Seven Tips for Struggling Sleepers
Bahar Youdai, OTR/L - February 12, 2021
“…Goodnight stars. Goodnight Air. Goodnight Noises Everywhere.”* Well…not quite. In reality, it is not always a good night. Combating sleep woes can make us feel restless (pun intended), whether your child has been struggling with sleep since babyhood or the pandemic has presented new sleep challenges. A sleepless night for a child usually means interrupted sleep for parents and caregivers. Sleep problems can affect the whole family!
Here are seven tips to help your children sleep at bedtime, sleep through the night, and improve their quality of sleep:
- Maintain a consistent bedtime routine and sleep schedule. A healthy routine consists of having a set bedtime and sticking to it every night. For example – bath time, pajamas, teeth brushing, potty, story time, and lights out. Try out a visual schedule and use of timers if your little one needs extra support!
- Limit screen time. Studies show that electronic devices interfere with the production of melatonin, a natural hormone that helps us feel tired at night**. Monitoring the use of screens throughout the day can help your child fall asleep and sleep soundly through the night. Limiting screen time can be tough with virtual school, but a good start is to incorporate a complete shut off of electronics at least one hour leading up to bedtime.
- Daily exercise outdoors. Getting enough movement throughout the day supports a smoother sleep process. In particular, access to the outdoors during daylight provides natural UV light which increases the production of melatonin at night**. Activities that provide proprioceptive input are especially calming. This is one reason recess is super important!
- Limit liquid intake. Some children wake up simply because they have an accident or full bladder! Try limiting fluids the hour leading up to sleep to reduce the possibility of your child waking up to go to the bathroom.
- Bed for sleep only. Maintaining the bed for sleep and pre-sleep rituals (i.e. story time, meditation, reflections) is a simple way to create the association for your child that the bed is for bedtime only. Toys and other play activities may be better in another room or area of the home!

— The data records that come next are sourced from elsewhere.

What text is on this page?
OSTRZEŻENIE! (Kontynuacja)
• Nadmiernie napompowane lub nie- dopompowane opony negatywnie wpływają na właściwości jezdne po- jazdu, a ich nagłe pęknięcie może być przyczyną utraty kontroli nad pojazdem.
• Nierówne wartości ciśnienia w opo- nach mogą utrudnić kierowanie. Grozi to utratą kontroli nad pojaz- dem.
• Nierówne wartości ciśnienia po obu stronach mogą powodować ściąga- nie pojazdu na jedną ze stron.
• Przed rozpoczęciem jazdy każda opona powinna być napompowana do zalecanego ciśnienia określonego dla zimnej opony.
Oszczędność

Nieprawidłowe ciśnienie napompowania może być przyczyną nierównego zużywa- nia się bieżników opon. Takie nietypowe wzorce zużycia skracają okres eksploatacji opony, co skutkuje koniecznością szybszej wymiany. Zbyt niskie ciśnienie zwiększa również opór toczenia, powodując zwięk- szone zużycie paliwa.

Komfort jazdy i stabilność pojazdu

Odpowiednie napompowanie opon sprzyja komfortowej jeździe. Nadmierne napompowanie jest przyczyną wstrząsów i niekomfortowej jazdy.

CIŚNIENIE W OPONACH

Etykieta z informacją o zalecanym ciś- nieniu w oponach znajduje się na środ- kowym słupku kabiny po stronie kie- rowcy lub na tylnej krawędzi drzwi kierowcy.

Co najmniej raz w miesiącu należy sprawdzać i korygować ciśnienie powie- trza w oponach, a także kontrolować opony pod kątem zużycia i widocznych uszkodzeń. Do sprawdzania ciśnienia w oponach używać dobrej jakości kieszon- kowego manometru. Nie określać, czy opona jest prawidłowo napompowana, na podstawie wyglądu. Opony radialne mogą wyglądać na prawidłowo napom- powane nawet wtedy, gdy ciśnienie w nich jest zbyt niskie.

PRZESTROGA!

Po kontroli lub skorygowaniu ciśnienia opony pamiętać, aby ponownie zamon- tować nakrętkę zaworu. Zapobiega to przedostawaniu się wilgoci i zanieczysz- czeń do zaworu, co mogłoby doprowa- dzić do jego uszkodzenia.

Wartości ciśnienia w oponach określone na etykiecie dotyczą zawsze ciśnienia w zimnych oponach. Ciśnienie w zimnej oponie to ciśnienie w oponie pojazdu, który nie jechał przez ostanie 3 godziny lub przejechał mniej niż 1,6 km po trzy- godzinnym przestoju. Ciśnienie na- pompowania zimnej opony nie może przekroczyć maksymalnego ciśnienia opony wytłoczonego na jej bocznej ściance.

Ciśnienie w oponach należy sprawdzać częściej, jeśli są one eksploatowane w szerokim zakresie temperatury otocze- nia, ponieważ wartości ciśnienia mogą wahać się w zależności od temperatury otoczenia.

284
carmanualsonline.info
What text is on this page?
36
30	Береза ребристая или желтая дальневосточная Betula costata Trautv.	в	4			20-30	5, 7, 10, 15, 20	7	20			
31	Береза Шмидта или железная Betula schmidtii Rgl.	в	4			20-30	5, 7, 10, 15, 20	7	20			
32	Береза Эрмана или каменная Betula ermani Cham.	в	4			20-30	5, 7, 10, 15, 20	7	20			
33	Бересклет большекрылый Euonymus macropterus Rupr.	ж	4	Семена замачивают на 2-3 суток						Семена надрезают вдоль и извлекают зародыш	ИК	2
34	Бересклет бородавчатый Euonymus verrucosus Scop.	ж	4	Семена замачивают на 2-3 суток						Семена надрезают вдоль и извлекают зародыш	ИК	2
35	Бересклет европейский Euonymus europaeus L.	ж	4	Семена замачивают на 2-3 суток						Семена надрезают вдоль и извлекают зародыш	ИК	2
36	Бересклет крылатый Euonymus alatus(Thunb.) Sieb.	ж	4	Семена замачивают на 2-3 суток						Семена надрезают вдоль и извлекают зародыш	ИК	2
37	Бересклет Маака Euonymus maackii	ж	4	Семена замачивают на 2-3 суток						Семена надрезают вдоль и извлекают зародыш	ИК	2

- Reassess the sleep environment. Environmental modifications include blackout curtains, bedding material that feels comfortable for your child (i.e. cotton jersey sheets), covering flashing or blinking device lights, and regulating the temperature in the home (cooler temperatures are linked to more restful sleep!).**
- Utilize support of meditation or story time. Your little one may benefit from a tool when it is time for sleep. Guide your child through a few deep breaths or a calming story to transition into sleep. Check out the Moshi app or Yoto Player!
Need more information? You can dig a little deeper by keeping a sleep log to record and track key information. A sleep log can reveal patterns that may be affecting your child’s sleep. In addition to all the sleep and wake times throughout the night, be sure to include screen time and physical activity throughout the day. If you have any additional questions about your little one’s sleep journey, feel free to check in during office hours (through the online membership)!
* Brown, M. W., & Hurd, C. (2018). Goodnight Moon. Fairfax, VA: Library Ideas, LLC.
** Kidney, E., McGhee, K., & Reynolds, S. (2020). Occupational Therapy's Role in Addressing Sleep Problems in Children. OT Practice, 25-27.